Using this as a spot to jot down some articles that I think would be useful for community members as I see discussions come up in Slack. Feel free to add some more ideas in the comments.
If you feel like you have good things to say on one of these topics, I encourage you to write the article! To help get you started, check out our tips here, and feel free to DM me on Slack if you want to work on it together.
We see this question a lot, and the current solution (event-logging package) is not something we feel good about.
Running one dbt project N times (e.g. once for each customer)
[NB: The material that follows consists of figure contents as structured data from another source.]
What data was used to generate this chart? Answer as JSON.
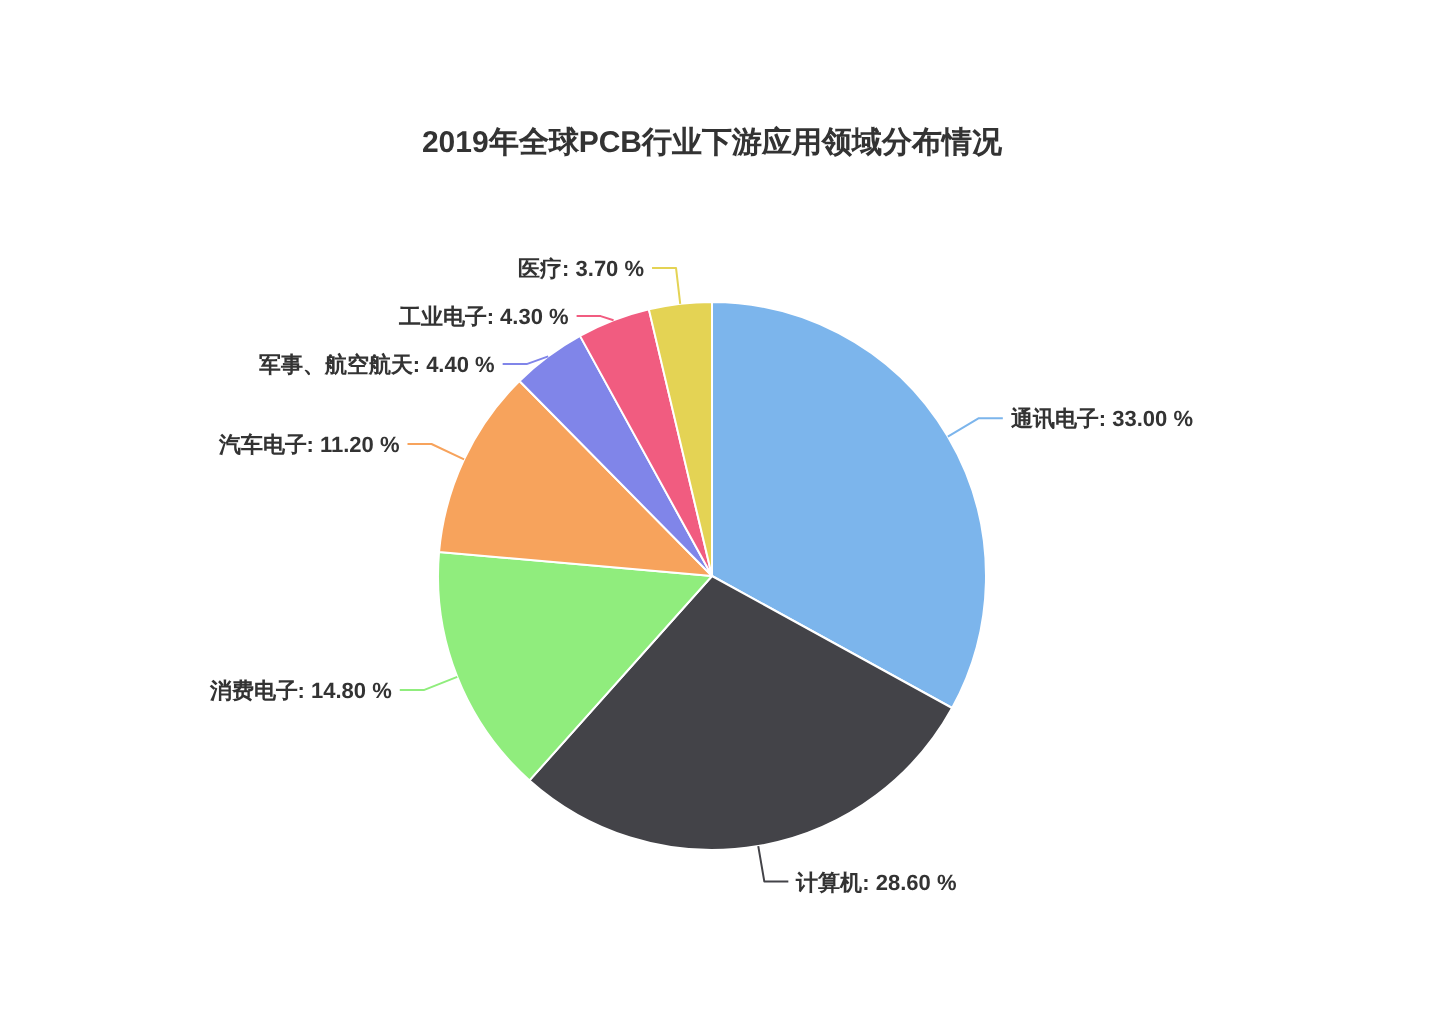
{
  "chart_data": {
    "type": "pie",
    "title": "2019年全球PCB行业下游应用领域分布情况",
    "categories": [
      "通讯电子",
      "计算机",
      "消费电子",
      "汽车电子",
      "军事、航空航天",
      "工业电子",
      "医疗"
    ],
    "values": [
      33.0,
      28.6,
      14.8,
      11.2,
      4.4,
      4.3,
      3.7
    ],
    "value_labels": [
      "33.00 %",
      "28.60 %",
      "14.80 %",
      "11.20 %",
      "4.40 %",
      "4.30 %",
      "3.70 %"
    ],
    "colors": [
      "#7cb5ec",
      "#434348",
      "#90ed7d",
      "#f7a35c",
      "#8085e9",
      "#f15c80",
      "#e4d354"
    ]
  }
}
Some companies have the source data with the same structure for different customers, and rather than union the data together, they want to run the dbt project separately for each customer (e.g. because they are presenting this data back to their customer, and don’t want other customers’ data to be surfaced.
There’s not a straightforward way to do this since dbt supports a one model == one output table, but I suspect some companies have come up with reasonably good solutions!
Handling PII in your transformation layer
We need someone to write the bible on this! What are different strategies companies have used to handle this? Are there good opinions about obfuscating at the extract-load level, or doing it in the transformation layer?
Migrating an existing data pipeline to dbt
Assignee: some of my colleagues
How do you break up a migration project? Should you refactor as you go? Are there any good tips to making this process easier?
Integrating python processes with dbt
Assignee: me (but also happy to hand this to someone else if you have good ideas here!)
dbt doesn’t run python. But every so often, there’s a transformation that is better suited for python than SQL. How can you handle this in the most dbtonic way?
We’ve just started playing around with using BigQuery’s AEAD encryption functions to encrypt PII in the transformation layer. The general approach looks something like this:
Generate any encryption key for each user and write it to a table with columns user_id | encryption_keyset using keys.new_keyset('AEAD_AES_GCM_256'). This assumes the existence of a reliable user identifier, without which you won’t be able to encrypt and decrypt data for an individual user. Alternatively, if working with just clickstream/event data, you could choose to generate a keyset per client. We still need to think about how we want to manage access to this table, since that is the deciding factor in whether or not you have access to unencrypted PII. In an ideal world, we’d only ever need to processed PII as part of automated processes running with dedicated service accounts.
Encrypt any PII fields in source tables with aead.encrypt(user_keyset, field_to_encrypt, user_id). The user keyset is retrieved by joining to the table from step 1 on the user identifier. Ideally this would be your first transformation on the source data, after which you might choose to drop the source table or keep only the most recent few days of unencrypted data.
When needed, use aead.decrypt_string(user_keyset, field_to_decrypt, user_id) to decrypt PII fields. Again, this required both access to the user ID used to encrypt the field and the table with encryption keys.
To process data deletion requests, all you need this is the user identifier for the person requesting deletion. Deleting the record for that user from the encryption keys table would take away the ability to decrypt any PII associated with that user, rendering them effectively anonymous. Note that this is tricky if using client IDs, in which case you might want to attempt identity stitching if you collect other user identifiers to identify client IDs associated with the user in question.
You could also enforce a data retention policy by generating one keyset per user per time interval instead of just the one per user. For example, if you’d like to retain 1 year worth of data, you could generate one keyset per user per year and delete keysets older than a year.